Juan, you mention that it can be trained to punctuate - can it also format?
 
jenn
#23
I tried something like this years ago.... I was impressed but it had a few too many bugs in it for my liking...but this was at least 10 yrs ago so I am sure they have come along way since then....
 
karrie
#24
I'm glad it's working for you juan. My next carpal tunnel flare-up may necessitate something similar.
 
#juan
#25
Quote: Originally Posted by Zan View Post

I wonder if something like this would be useful in a work setting - I'm thinking it would, and I wouldn't feel at all silly talking 'to myself' at work - I seem to mutter under my breath constantly anyway...

Juan, you mention that it can be trained to punctuate - can it also format?

There are a dozen or so formatting commands that I've seen so far. Capital letters at the start of a sentence are pretty well automatic, as are periods.

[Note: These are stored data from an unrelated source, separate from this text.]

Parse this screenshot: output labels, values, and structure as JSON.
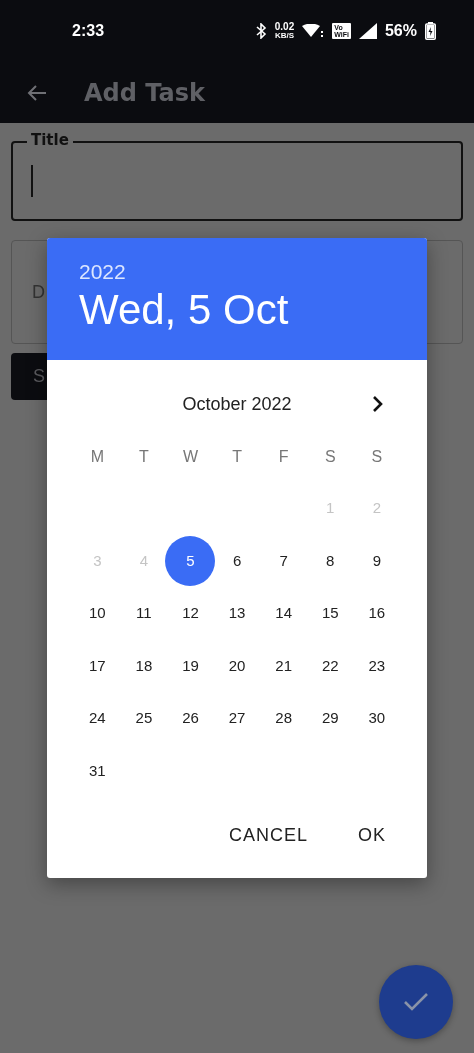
{
  "status_bar": {
    "time": "2:33",
    "speed_value": "0.02",
    "speed_unit": "KB/S",
    "vowifi_top": "Vo",
    "vowifi_bottom": "WiFi",
    "battery": "56%"
  },
  "app_bar": {
    "title": "Add Task"
  },
  "form": {
    "title_field": {
      "label": "Title",
      "focused": true
    },
    "second_field": {
      "label": "D"
    },
    "button": {
      "label": "S"
    }
  },
  "date_picker": {
    "year": "2022",
    "date": "Wed, 5 Oct",
    "month": "October 2022",
    "weekdays": [
      "M",
      "T",
      "W",
      "T",
      "F",
      "S",
      "S"
    ],
    "weeks": [
      [
        {
          "label": "1",
          "disabled": true,
          "selected": false
        },
        {
          "label": "2",
          "disabled": true,
          "selected": false
        }
      ],
      [
        {
          "label": "3",
          "disabled": true,
          "selected": false
        },
        {
          "label": "4",
          "disabled": true,
          "selected": false
        },
        {
          "label": "5",
          "disabled": false,
          "selected": true
        },
        {
          "label": "6",
          "disabled": false,
          "selected": false
        },
        {
          "label": "7",
          "disabled": false,
          "selected": false
        },
        {
          "label": "8",
          "disabled": false,
          "selected": false
        },
        {
          "label": "9",
          "disabled": false,
          "selected": false
        }
      ],
      [
        {
          "label": "10",
          "disabled": false,
          "selected": false
        },
        {
          "label": "11",
          "disabled": false,
          "selected": false
        },
        {
          "label": "12",
          "disabled": false,
          "selected": false
        },
        {
          "label": "13",
          "disabled": false,
          "selected": false
        },
        {
          "label": "14",
          "disabled": false,
          "selected": false
        },
        {
          "label": "15",
          "disabled": false,
          "selected": false
        },
        {
          "label": "16",
          "disabled": false,
          "selected": false
        }
      ],
      [
        {
          "label": "17",
          "disabled": false,
          "selected": false
        },
        {
          "label": "18",
          "disabled": false,
          "selected": false
        },
        {
          "label": "19",
          "disabled": false,
          "selected": false
        },
        {
          "label": "20",
          "disabled": false,
          "selected": false
        },
        {
          "label": "21",
          "disabled": false,
          "selected": false
        },
        {
          "label": "22",
          "disabled": false,
          "selected": false
        },
        {
          "label": "23",
          "disabled": false,
          "selected": false
        }
      ],
      [
        {
          "label": "24",
          "disabled": false,
          "selected": false
        },
        {
          "label": "25",
          "disabled": false,
          "selected": false
        },
        {
          "label": "26",
          "disabled": false,
          "selected": false
        },
        {
          "label": "27",
          "disabled": false,
          "selected": false
        },
        {
          "label": "28",
          "disabled": false,
          "selected": false
        },
        {
          "label": "29",
          "disabled": false,
          "selected": false
        },
        {
          "label": "30",
          "disabled": false,
          "selected": false
        }
      ],
      [
        {
          "label": "31",
          "disabled": false,
          "selected": false
        }
      ]
    ],
    "buttons": [
      "CANCEL",
      "OK"
    ]
  }
}
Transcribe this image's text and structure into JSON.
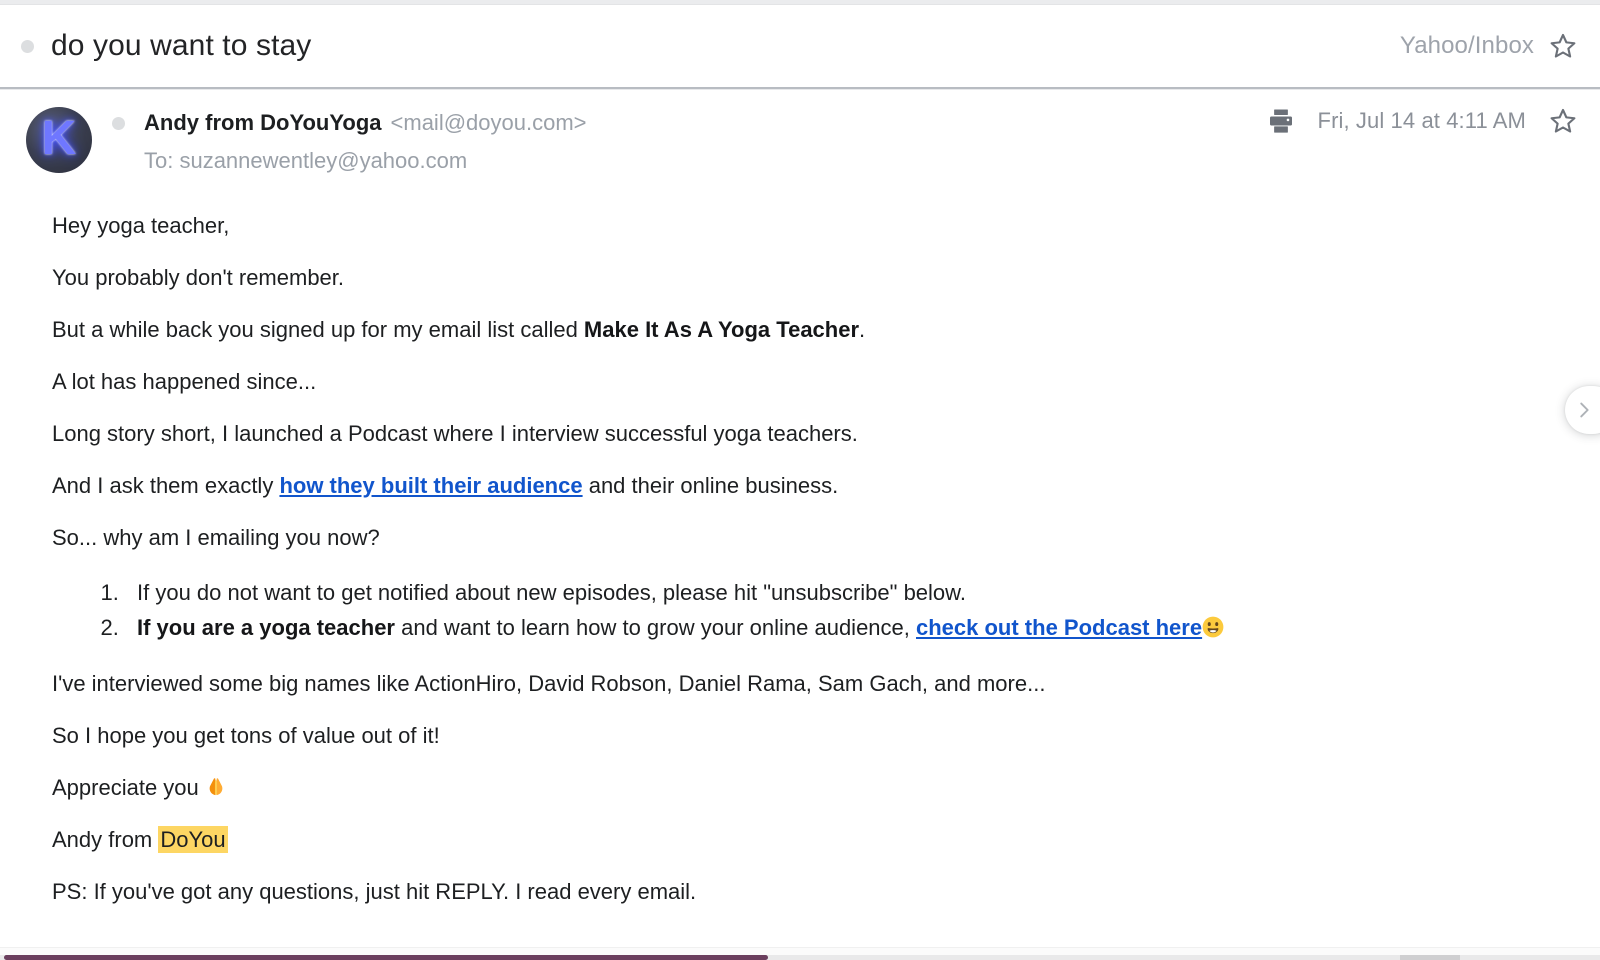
{
  "window": {
    "app": "email-client-message-view"
  },
  "header": {
    "unread_indicator": "unread-dot",
    "subject": "do you want to stay",
    "folder": "Yahoo/Inbox",
    "star_icon": "star-outline-icon"
  },
  "message": {
    "avatar_letter": "K",
    "avatar_name": "avatar",
    "sender_name": "Andy from DoYouYoga",
    "sender_email": "<mail@doyou.com>",
    "recipient": "To: suzannewentley@yahoo.com",
    "print_icon": "printer-icon",
    "date": "Fri, Jul 14 at 4:11 AM",
    "star_icon": "star-outline-icon"
  },
  "body": {
    "greeting": "Hey yoga teacher,",
    "p_remember": "You probably don't remember.",
    "p_signup_pre": "But a while back you signed up for my email list called ",
    "p_signup_bold": "Make It As A Yoga Teacher",
    "p_signup_post": ".",
    "p_alot": "A lot has happened since...",
    "p_podcast": "Long story short, I launched a Podcast where I interview successful yoga teachers.",
    "p_ask_pre": "And I ask them exactly ",
    "p_ask_link": "how they built their audience",
    "p_ask_post": " and their online business.",
    "p_why": "So... why am I emailing you now?",
    "list": {
      "item1": "If you do not want to get notified about new episodes, please hit \"unsubscribe\" below.",
      "item2_bold": "If you are a yoga teacher",
      "item2_mid": " and want to learn how to grow your online audience, ",
      "item2_link": "check out the Podcast here",
      "item2_emoji": "grinning-face-emoji"
    },
    "p_names": "I've interviewed some big names like ActionHiro, David Robson, Daniel Rama, Sam Gach, and more...",
    "p_hope": "So I hope you get tons of value out of it!",
    "p_appreciate": "Appreciate you ",
    "p_appreciate_emoji": "folded-hands-emoji",
    "p_sign_pre": "Andy from ",
    "p_sign_highlight": "DoYou",
    "p_ps": "PS: If you've got any questions, just hit REPLY. I read every email."
  },
  "controls": {
    "next_message": "chevron-right-icon"
  },
  "colors": {
    "link": "#1155cc",
    "highlight": "#fdd663",
    "muted_text": "#9aa0a8",
    "body_text": "#1d1f21"
  }
}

For commas and quotation marks you just say comma or quotation mark when you want them. New paragraph, new sentence, or any other formatting are just simple instinctive commands that seem completely reasonable. One of the good things is that for "new paragraph", you can say next paragraph or another paragraph and it seems to know what you want. You can do everything without touching the keyboard. My favourite command so far is "scratch that" for erasing something I've said wrong. I have a a tendency to try to speak fast for some reason and sometimes the words come out sideways or something. Another few weeks and I should be quite comfortable with it.